The project tested, analysed and compared the performance and scalability of the two database types. The experiments done included running different numbers and types of queries, some more complex than others, in order to analyse how the databases scaled with increased load. The most important factor in this case was the query type used as MongoDB could handle more complex queries faster due mainly to its simpler schema at the sacrifice of data duplication meaning that a NoSQL database may contain large amounts of data duplicates. Although a schema directly migrated from the RDBMS could be used this would eliminate the advantage of MongoDB's underlying data representation of subdocuments which allowed the use of less queries towards the database as tables were combined. Despite the performance gain which MongoDB had over MySQL in these complex queries, when the benchmark modelled the MySQL query similarly to the MongoDB complex query by using nested SELECTs MySQL performed best although at higher numbers of connections the two behaved similarly.The last type of query benchmarked which was the complex query containing two JOINS and and a subquery showed the advantage MongoDB has over MySQL due to its use of subdocuments.
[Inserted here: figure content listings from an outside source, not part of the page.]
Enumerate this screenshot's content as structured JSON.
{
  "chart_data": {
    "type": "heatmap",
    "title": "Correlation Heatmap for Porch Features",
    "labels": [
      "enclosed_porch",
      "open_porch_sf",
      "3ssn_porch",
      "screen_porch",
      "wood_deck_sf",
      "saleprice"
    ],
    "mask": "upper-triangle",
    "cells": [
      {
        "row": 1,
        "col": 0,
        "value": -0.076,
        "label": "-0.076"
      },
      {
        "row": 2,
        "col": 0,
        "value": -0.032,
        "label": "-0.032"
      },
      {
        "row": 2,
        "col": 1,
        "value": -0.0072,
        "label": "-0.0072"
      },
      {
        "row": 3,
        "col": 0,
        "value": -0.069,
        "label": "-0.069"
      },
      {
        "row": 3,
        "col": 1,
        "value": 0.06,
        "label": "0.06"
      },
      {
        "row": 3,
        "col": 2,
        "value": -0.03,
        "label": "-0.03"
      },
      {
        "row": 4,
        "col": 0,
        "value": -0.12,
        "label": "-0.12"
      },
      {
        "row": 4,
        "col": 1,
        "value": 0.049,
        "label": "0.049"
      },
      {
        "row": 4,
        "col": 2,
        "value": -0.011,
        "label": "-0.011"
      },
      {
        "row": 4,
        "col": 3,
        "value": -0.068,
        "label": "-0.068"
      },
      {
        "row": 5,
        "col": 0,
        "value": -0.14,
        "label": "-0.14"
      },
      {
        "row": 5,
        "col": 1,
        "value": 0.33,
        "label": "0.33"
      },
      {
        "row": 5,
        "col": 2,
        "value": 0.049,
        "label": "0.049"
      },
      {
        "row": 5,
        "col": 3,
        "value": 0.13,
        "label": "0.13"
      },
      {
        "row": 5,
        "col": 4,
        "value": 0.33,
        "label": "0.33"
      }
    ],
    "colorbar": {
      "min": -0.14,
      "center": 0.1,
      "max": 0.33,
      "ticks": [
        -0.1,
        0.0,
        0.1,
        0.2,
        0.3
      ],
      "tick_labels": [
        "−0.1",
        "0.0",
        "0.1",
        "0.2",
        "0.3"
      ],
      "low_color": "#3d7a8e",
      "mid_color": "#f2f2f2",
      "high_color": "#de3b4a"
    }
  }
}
This advantage comes at the cost of data duplication which causes an increase in the database size. If such queries are typical in an application then it is important to consider NoSQL databases as alternatives while taking in account the cost in storage and memory size resulting from the larger database size.

该项目测试、分析和比较了两种数据库类型的性能和可扩展性。所做的实验包括运行不同数量和类型的查询,其中一些查询比其他查询更复杂,以分析数据库如何随着负载的增加而扩展。在这种情况下,最重要的因素是用作 MongoDB 的查询类型可以更快地处理更复杂的查询,这主要是因为它的架构更简单,但牺牲了数据重复,这意味着 NoSQL 数据库可能包含大量数据重复。尽管可以使用直接从 RDBMS 迁移的模式,但这将消除 MongoDB 的子文档的底层数据表示的优势,该表示允许在组合表时对数据库使用较少的查询。尽管在这些复杂查询中 MongoDB 的性能优于 MySQL,但当基准测试通过使用嵌套的 SELECT 将 MySQL 查询建模为类似于 MongoDB 复杂查询时,MySQL 表现最好,尽管在更高数量的连接下,两者的行为相似。最后一种进行基准测试的查询是包含两个 JOINS 和一个子查询的复杂查询,这表明 MongoDB 由于使用子文档而优于 MySQL。这种优势是以数据重复为代价的,这会导致数据库大小的增加。如果此类查询在应用程序中很常见,那么考虑 NoSQL 数据库作为替代方案就很重要,同时还要考虑到由于较大的数据库大小而导致的存储成本和内存大小。

回答by zhuomin chen

On Single Server, MongoDb would not be any faster than mysql MyISAM on both read and write, given table/doc sizes are small 1 GB to 20 GB.
MonoDB will be faster on Parallel Reduce on Multi-Node clusters, where Mysql can NOT scale horizontally.

在单服务器上,MongoDb 在读取和写入方面都不会比 mysql MyISAM 快,因为表/文档的大小很小,只有 1 GB 到 20 GB。
MonoDB 在多节点集群上的 Parallel Reduce 上会更快,其中 Mysql 不能水平扩展。